Sports › Sports News       27.11.2016

Celtic secures 100th major football trophy

Celtic eased aside Aberdeen to lift the Scottish League Cup for the 16th time and secure their 100th major trophy – the first of the Brendan Rodgers era.

Tom Rogic’s precise drive into the far corner – his third against the Dons this season – gave the Premiership leaders a 16th-minute lead at Hampden.

Fellow midfielder James Forrest extended it with an almost identical strike eight minutes before the break.

The Dons threatened only briefly before Moussa Dembele’s second-half penalty.

Celtic had shown no ill-effects from their midweek Champions League defeat by Barcelona as they remained unbeaten domestically this season and secured a 10th straight win outwith their European ventures.

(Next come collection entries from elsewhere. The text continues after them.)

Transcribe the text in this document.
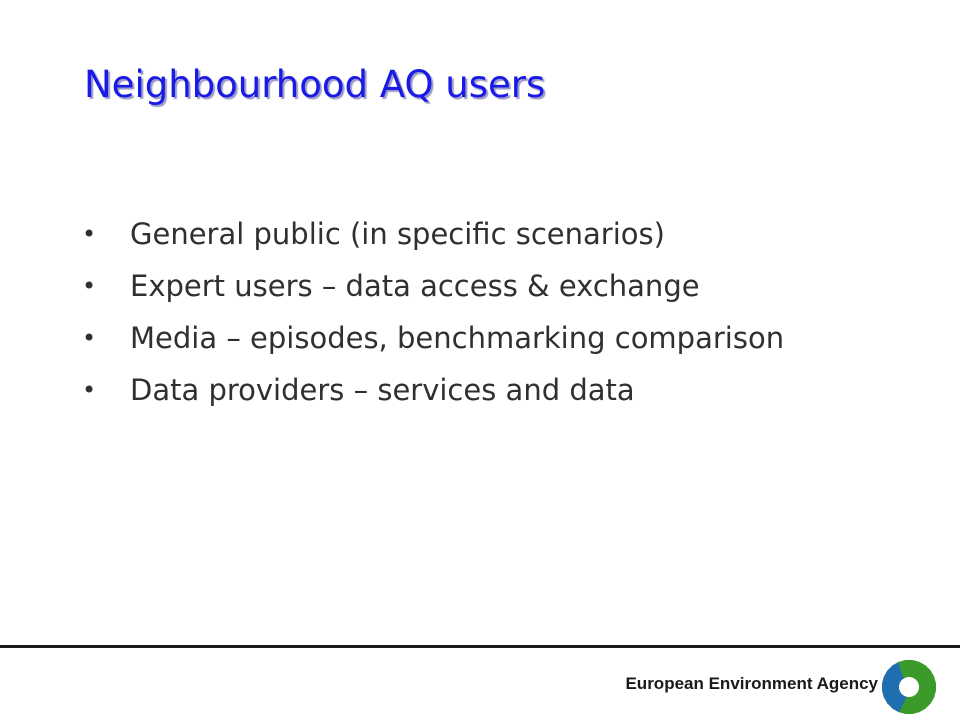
Neighbourhood AQ users
•	General public (in specific scenarios)
•	Expert users – data access & exchange
•	Media – episodes, benchmarking comparison
•	Data providers – services and data
European Environment Agency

Aberdeen’s fourth defeat in a row by their opponents – their third this season – denied Derek McInnes his second League Cup triumph as the Pittodrie side’s manager.

Celtic were looking dangerous even before they scored, Dembele’s header forcing a save from Joe Lewis.

It was Rogic who unlocked this final though. Having scored in Celtic’s 4-1 win over the Dons earlier in the season at Pittodrie and also scoring the winner in the 1-0 victory at Parkhead, the Australian delivered once more.

It had much to do with Aberdeen’s incredible inability to deny Celtic space. It was a curse that blighted them all day. They were easy meat far too often.

For the opener, Jozo Simunovic stepped forward into attack, slid a pass to Rogic, who had time to take a look, take aim and fire past goalkeeper Joe Lewis.

Dons blow their chance
Teams tend to live off scraps against Celtic in domestic competition, so when an opponent gets a chance, they’d better take it. Aberdeen didn’t.

Trailing 1-0, Andrew Considine had a close-range header that he had to score from. Instead, he directed his effort too close to Craig Gordon and the goalkeeper beat it away.

Celtic kicked-on, owning large amounts of possession and threatening to exploit all the freedom Aberdeen were giving them. Scott Brown had the run of midfield, Rogic was excellent, Forrest was lively.

It was the winger who doubled the lead and again it was a catastrophe for underdogs.

The goal had its origins deep inside Celtic’s own half, near their right-hand corner. When Forrest took possession, he was still inside the centre-circle.

He ran and ran. Aberdeen had enough bodies to deal with him but none of them took any kind of responsibility, as if transfixed by his on-coming presence.

Forrest got close enough to goal and whipped his shot across Lewis and into the corner of his net. A gorgeous finish.